Inference for a Step-Stress Model With Type-II and Progressive Type-II Censoring and Lognormally Distributed Lifetimes

TL;DR

This paper develops maximum likelihood estimation methods for a step-stress life test model with lognormal lifetimes under various censoring schemes, providing bias, error analysis, and confidence intervals through simulation.

Contribution

It introduces a novel approach to estimate parameters in a complex step-stress model with censored data and lognormal distribution, including iterative solutions and confidence interval evaluation.

Findings

MLEs are derived and their properties analyzed.

Bias and mean square error of estimates are evaluated.
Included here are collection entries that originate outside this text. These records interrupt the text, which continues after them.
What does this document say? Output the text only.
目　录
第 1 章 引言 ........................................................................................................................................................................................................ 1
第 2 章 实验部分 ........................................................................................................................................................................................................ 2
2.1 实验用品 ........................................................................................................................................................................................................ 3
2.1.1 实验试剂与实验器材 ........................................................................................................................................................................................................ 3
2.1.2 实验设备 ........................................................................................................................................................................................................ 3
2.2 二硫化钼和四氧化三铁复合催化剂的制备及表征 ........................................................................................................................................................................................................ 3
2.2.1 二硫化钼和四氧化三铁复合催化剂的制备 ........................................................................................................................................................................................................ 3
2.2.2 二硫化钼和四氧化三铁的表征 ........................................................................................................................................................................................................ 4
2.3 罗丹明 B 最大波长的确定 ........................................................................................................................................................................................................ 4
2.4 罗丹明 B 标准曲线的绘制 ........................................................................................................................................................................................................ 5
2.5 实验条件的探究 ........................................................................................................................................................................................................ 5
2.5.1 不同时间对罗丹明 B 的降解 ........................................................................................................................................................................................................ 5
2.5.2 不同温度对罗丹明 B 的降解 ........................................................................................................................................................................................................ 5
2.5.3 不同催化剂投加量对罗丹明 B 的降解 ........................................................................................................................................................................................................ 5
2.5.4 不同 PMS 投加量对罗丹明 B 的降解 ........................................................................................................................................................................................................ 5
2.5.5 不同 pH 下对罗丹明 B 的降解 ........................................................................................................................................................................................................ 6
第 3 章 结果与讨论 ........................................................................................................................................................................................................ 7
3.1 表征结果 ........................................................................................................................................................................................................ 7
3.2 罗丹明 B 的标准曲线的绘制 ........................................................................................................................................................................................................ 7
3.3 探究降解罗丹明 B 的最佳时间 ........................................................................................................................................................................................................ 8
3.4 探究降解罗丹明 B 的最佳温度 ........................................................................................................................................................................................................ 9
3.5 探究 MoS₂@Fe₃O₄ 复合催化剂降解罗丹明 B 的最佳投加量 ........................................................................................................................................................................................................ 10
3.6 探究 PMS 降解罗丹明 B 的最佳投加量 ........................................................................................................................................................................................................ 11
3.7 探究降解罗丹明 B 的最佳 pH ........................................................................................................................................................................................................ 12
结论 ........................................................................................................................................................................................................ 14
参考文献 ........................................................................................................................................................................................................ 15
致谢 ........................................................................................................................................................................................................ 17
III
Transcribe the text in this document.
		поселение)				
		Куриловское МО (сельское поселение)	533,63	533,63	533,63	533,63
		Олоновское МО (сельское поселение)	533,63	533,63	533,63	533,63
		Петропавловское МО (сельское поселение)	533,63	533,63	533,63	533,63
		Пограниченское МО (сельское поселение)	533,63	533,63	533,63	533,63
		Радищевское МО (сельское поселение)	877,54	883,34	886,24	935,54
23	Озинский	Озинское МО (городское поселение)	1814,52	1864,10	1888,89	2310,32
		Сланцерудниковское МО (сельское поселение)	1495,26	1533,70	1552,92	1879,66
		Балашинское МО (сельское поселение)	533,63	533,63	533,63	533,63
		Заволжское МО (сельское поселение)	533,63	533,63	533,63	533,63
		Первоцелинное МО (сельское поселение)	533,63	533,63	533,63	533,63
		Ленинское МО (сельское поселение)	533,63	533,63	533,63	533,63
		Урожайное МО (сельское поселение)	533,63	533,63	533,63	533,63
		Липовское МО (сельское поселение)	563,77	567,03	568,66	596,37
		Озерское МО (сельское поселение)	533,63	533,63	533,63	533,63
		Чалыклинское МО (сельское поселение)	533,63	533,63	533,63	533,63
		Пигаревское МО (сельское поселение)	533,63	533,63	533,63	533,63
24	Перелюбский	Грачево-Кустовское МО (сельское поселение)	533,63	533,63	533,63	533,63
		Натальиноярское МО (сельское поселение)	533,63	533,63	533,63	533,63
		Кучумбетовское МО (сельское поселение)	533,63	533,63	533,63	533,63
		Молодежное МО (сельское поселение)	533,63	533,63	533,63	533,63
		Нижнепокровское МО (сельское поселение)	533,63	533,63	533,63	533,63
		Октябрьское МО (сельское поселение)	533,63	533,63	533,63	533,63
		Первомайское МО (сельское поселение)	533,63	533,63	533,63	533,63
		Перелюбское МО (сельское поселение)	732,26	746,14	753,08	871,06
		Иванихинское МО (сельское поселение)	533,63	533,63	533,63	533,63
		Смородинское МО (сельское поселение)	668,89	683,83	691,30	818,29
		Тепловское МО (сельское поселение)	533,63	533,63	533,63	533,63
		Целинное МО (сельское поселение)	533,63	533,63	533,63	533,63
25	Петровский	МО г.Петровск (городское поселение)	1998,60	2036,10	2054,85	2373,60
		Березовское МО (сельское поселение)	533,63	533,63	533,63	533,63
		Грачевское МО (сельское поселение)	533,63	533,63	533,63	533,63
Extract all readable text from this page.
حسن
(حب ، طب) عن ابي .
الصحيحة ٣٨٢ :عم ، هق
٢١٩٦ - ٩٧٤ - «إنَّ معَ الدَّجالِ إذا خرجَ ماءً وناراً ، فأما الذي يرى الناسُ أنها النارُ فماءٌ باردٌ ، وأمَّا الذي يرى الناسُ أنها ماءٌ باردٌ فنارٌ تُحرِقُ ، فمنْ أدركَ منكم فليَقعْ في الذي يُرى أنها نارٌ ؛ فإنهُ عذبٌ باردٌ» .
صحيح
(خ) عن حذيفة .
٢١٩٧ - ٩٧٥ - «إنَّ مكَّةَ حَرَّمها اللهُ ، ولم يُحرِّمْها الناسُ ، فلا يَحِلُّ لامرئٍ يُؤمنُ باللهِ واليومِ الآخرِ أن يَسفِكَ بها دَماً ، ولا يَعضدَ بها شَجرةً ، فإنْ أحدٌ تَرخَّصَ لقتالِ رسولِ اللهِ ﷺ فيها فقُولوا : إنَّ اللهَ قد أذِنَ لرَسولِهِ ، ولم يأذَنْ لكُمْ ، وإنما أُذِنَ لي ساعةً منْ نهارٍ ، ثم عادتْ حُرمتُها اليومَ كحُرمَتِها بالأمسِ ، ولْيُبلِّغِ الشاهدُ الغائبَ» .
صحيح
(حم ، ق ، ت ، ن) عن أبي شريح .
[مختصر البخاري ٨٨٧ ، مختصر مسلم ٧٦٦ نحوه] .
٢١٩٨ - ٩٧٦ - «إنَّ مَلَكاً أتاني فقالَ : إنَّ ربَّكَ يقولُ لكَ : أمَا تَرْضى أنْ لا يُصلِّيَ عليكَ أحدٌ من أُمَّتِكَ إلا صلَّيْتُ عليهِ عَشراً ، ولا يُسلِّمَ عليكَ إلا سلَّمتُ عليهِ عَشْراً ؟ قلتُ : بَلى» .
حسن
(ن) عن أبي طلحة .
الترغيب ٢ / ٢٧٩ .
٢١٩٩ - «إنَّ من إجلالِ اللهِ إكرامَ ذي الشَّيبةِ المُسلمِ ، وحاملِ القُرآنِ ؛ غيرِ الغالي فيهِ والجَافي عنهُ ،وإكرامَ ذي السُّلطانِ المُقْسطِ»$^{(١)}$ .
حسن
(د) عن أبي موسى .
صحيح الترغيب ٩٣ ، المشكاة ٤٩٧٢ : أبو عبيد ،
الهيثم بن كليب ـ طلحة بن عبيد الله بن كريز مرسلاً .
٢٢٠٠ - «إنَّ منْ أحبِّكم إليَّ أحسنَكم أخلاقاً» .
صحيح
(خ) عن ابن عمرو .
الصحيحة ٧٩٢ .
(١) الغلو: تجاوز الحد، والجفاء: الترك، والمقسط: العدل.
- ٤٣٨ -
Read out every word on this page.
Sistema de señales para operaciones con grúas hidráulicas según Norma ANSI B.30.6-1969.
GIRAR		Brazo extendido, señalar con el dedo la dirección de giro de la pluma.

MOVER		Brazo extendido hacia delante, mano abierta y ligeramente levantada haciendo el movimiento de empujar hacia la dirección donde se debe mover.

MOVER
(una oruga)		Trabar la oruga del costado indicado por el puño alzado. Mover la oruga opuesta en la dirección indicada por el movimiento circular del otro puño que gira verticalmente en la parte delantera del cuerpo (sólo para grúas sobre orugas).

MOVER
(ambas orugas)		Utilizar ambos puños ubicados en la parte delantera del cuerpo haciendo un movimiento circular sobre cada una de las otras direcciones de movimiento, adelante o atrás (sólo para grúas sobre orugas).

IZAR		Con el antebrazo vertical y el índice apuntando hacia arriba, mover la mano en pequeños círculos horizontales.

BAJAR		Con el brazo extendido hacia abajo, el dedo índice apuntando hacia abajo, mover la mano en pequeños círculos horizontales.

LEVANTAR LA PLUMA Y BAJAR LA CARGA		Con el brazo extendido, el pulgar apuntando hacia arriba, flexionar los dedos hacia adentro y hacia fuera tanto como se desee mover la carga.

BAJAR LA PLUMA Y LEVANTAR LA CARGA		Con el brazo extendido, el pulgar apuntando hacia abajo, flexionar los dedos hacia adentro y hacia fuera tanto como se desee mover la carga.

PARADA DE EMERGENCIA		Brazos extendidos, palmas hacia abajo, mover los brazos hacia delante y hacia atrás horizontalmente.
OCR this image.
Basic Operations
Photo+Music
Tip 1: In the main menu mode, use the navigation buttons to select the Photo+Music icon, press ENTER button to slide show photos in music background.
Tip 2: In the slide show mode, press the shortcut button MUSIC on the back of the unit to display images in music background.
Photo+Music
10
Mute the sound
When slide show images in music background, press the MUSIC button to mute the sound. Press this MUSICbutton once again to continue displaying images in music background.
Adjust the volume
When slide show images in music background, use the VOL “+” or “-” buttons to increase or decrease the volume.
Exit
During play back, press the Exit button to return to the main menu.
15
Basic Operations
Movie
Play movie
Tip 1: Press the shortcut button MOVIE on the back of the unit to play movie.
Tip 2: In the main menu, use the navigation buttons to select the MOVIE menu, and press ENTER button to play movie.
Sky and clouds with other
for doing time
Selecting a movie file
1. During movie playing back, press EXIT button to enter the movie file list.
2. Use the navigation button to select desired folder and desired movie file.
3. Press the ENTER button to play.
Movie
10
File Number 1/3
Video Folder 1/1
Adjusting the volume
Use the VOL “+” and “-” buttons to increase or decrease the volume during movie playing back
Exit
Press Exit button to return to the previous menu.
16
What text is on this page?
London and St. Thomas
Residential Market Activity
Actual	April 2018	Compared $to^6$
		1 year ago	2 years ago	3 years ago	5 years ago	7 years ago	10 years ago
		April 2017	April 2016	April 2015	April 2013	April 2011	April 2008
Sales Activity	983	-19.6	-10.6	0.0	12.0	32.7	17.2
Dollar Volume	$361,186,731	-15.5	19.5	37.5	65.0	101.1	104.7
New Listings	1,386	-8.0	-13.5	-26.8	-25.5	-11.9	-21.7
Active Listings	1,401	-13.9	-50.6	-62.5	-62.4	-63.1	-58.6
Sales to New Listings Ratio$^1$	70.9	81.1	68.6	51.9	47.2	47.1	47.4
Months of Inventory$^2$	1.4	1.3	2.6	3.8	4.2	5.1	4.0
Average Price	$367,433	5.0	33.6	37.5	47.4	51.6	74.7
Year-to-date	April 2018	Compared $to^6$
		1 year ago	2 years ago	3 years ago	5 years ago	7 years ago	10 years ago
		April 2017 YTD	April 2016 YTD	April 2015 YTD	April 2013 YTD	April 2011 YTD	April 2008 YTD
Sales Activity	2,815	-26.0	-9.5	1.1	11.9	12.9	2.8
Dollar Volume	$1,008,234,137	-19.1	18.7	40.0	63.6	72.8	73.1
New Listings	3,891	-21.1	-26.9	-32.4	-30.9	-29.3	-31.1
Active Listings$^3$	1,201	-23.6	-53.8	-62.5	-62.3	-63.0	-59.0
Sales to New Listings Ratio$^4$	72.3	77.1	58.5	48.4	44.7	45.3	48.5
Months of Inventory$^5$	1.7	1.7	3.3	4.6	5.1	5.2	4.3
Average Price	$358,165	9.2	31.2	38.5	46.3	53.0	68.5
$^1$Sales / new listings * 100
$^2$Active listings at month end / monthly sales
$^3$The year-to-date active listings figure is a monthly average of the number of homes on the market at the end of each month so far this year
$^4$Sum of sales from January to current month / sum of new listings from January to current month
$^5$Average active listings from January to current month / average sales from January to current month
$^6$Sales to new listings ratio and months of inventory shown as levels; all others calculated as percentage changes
Confidence intervals are assessed via Monte Carlo simulation.

Abstract

Accelerated life-testing (ALT) is a very useful technique for examining the reliability of highly reliable products. It allows testing the products at higher than usual stress conditions to induce failures more quickly and economically than under typical conditions. A special case of ALT are step-stress tests that allow experimenter to increase the stress levels at fixed times. This paper deals with the multiple step step-stress model under the cumulative exposure model with lognormally distributed lifetimes in the presence of Type-II and Progressive Type-II censoring. For this model, the maximum likelihood estimates (MLE) of its parameters, as well as the corresponding observed Fisher Information Matrix (FI), are derived. The likelihood equations do not lead to closed-form expressions for the MLE, and they need to be solved by means of an iterative procedure, such as the Newton-Raphson method. We then evaluate the bias and mean square error of the estimates and provide asymptotic and bootstrap confidence intervals. Finally, in order to asses the performance of the confidence intervals, a Monte Carlo simulation study is conducted.